Atualmente, aguarda apreciação pelo Senado Federal o Projeto de Lei Nº 1.397/2020, de autoria do deputado Hugo Leal (PSD/RJ), que objetiva alterar algumas das disposições da LRF em caráter emergencial e enquanto durar o estado de calamidade pública. Entre as mudanças propostas, destaca-se o alargamento do rol de agentes capazes de se beneficiar do sistema de recuperação de empresas. Logo em seu artigo 2º, o PL dispõe que podem se beneficiar dos instrumentos legais da LRF "qualquer pessoa natural ou jurídica que exerça ou tenha por objeto o exercício de atividade econômica em nome próprio, independentemente de inscrição ou da natureza empresária de sua atividade".

A segunda opção, notavelmente mais difícil, está relacionada a uma empreitada interpretativa no judiciário, a fim de estender a incidência do artigo 1º da LRF para compreender também não empresários. Isso já vem sendo feito. Recentemente, a 5ª Vara Empresarial do Tribunal de Justiça do Estado do Rio de Janeiro deferiu o pedido de recuperação judicial da Associação Sociedade Brasileira de Instrução (ASBI) — que mantém a Universidade Candido Mendes — e do Instituto Candido Mendes, sendo ambos agentes econômicos constituídos aos moldes de associação civil sem fim lucrativo. Na petição protocolada, argumentou-se que a partir do momento em que uma associação exerce atividade econômica de maneira organizada, deve ser equiparada à empresa para fins da LRF. Mesmo não distribuindo lucro, argumentou-se que a Ucam gera empregos e receita, além de impactar fortemente a sociedade. O grande problema dessa alternativa reside na morosidade e nos custos envolvidos com ingresso no sistema Judiciário brasileiro, além da própria dificuldade de se argumentar pela extensão do mencionado artigo.

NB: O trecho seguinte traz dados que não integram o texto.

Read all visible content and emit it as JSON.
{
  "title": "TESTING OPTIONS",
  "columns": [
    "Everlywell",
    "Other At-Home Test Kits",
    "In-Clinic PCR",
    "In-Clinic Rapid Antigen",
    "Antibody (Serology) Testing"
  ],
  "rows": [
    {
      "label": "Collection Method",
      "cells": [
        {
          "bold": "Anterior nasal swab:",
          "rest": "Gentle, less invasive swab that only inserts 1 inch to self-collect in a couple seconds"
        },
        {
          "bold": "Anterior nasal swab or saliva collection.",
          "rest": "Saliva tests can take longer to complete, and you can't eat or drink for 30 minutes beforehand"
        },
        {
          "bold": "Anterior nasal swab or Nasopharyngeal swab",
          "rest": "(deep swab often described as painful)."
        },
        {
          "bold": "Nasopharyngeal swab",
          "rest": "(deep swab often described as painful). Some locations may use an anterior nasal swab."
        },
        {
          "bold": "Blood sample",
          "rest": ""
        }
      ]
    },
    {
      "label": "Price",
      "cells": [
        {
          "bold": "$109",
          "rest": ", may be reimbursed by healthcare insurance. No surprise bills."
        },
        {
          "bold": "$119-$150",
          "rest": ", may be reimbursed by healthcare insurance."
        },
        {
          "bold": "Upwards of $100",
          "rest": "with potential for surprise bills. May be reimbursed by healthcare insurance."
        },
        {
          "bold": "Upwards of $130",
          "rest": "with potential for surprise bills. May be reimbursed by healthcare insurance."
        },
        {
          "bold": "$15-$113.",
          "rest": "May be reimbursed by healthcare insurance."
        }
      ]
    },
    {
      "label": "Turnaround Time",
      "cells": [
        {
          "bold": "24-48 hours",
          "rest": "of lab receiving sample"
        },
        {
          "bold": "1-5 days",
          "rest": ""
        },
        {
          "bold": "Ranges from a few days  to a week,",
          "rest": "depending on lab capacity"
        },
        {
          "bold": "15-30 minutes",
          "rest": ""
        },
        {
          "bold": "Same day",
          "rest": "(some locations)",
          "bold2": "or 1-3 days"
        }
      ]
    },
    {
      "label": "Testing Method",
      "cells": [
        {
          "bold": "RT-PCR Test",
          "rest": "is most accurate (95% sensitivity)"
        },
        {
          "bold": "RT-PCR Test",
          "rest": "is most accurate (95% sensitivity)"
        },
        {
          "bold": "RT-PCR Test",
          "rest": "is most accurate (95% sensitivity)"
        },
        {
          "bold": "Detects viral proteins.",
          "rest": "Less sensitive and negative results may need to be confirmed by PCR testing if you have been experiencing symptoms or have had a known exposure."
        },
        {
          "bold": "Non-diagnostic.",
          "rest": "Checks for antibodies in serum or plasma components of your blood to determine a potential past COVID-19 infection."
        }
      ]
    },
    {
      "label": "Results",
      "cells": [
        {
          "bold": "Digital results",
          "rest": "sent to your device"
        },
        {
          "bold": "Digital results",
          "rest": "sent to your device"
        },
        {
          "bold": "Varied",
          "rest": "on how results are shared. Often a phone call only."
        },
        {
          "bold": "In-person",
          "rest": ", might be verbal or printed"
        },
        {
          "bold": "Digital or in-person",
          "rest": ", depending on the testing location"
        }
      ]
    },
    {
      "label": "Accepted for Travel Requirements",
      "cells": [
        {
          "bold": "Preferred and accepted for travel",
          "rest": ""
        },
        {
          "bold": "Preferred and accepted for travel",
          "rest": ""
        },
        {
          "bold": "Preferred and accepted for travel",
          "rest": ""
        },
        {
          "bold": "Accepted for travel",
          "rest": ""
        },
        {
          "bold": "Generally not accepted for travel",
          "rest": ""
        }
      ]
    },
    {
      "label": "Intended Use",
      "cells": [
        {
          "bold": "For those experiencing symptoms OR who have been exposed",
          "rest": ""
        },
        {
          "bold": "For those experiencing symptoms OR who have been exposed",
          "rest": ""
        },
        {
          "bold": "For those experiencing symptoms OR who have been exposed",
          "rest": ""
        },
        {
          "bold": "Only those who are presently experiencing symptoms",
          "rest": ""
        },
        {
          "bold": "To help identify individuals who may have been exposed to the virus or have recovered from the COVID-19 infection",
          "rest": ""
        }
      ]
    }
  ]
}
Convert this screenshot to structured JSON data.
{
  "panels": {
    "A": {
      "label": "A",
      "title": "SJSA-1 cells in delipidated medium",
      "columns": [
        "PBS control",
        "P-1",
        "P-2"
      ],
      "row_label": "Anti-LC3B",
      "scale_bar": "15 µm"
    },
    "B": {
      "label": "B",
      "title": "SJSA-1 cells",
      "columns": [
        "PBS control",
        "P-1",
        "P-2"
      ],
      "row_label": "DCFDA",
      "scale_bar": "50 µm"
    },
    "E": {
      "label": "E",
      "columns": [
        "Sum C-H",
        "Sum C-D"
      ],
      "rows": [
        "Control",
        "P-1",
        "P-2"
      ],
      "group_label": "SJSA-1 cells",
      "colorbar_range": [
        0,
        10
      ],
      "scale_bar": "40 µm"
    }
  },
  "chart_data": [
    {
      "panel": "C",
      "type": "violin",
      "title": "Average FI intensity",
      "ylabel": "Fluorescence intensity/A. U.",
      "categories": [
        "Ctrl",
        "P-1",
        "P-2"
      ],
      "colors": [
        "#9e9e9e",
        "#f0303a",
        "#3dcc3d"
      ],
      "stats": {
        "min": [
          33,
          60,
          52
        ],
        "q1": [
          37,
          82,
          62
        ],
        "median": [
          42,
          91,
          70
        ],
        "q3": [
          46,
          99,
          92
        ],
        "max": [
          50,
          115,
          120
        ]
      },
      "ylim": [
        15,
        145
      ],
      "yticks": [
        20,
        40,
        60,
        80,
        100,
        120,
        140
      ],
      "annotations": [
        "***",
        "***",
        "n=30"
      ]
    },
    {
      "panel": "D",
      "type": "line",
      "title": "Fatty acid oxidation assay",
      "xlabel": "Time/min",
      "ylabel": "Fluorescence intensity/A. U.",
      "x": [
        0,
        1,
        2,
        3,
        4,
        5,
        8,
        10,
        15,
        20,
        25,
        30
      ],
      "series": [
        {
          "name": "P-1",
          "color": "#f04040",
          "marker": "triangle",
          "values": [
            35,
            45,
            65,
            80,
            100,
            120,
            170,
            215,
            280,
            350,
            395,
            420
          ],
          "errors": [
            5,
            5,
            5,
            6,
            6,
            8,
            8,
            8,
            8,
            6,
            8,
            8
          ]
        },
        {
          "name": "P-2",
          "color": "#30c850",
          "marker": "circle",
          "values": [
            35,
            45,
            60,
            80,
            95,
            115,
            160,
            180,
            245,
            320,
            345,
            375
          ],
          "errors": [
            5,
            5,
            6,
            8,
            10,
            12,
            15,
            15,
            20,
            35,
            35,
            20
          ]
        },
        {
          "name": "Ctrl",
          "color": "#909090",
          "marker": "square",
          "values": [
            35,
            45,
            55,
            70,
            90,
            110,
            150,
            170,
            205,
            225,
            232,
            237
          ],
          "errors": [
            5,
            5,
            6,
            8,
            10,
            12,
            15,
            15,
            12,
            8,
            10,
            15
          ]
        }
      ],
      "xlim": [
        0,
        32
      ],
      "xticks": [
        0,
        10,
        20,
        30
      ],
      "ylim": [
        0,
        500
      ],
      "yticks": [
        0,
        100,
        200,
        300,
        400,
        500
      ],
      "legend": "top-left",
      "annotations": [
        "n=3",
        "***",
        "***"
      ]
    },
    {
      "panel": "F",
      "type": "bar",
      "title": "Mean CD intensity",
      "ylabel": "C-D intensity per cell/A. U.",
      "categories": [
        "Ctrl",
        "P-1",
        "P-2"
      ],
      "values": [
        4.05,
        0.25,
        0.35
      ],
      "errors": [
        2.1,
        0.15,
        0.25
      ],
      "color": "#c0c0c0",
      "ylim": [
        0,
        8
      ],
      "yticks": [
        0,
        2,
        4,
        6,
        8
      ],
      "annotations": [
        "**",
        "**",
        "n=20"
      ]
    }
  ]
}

De todo e qualquer modo, frente a uma situação tão complexa e desafiadora como a da crise gerada pela pandemia da Covid-19, não há dúvidas de que diversas medidas devem ser implementadas para atenuar os efeitos da crise. Uma dessas medidas, sem dúvida, consiste no abarcamento de mais agentes econômicos pela LRF, a fim de fornecer instrumentos mais eficientes para combater as dificuldades, seja pela reforma legislativa ou pela ida ao Judiciário. O acesso à recuperação judicial e à falência é um mecanismo essencial para um desenvolvimento econômico saudável. Fornece àqueles com dificuldades financeiras a possibilidade de reorganização ou liberação de dívidas, bem como a opção de recomeçar (na dicção norte-americana, fresh start), corroborando com a manutenção da fonte produtora e dos interesses de credores, com a preservação de empregos e com o estímulo à produção de riquezas de uma maneira geral. Portanto, deve ser aberto a todos, independente de natureza empresária.

Todavia, já em agosto, ainda vemos o governo brasileiro estático, esquivando-se dos pedidos de socorro exprimidos por aqueles que sofrem devido à pandemia e dos alertas enunciados por especialistas que fornecem incessantemente caminhos e soluções para os problemas enfrentados.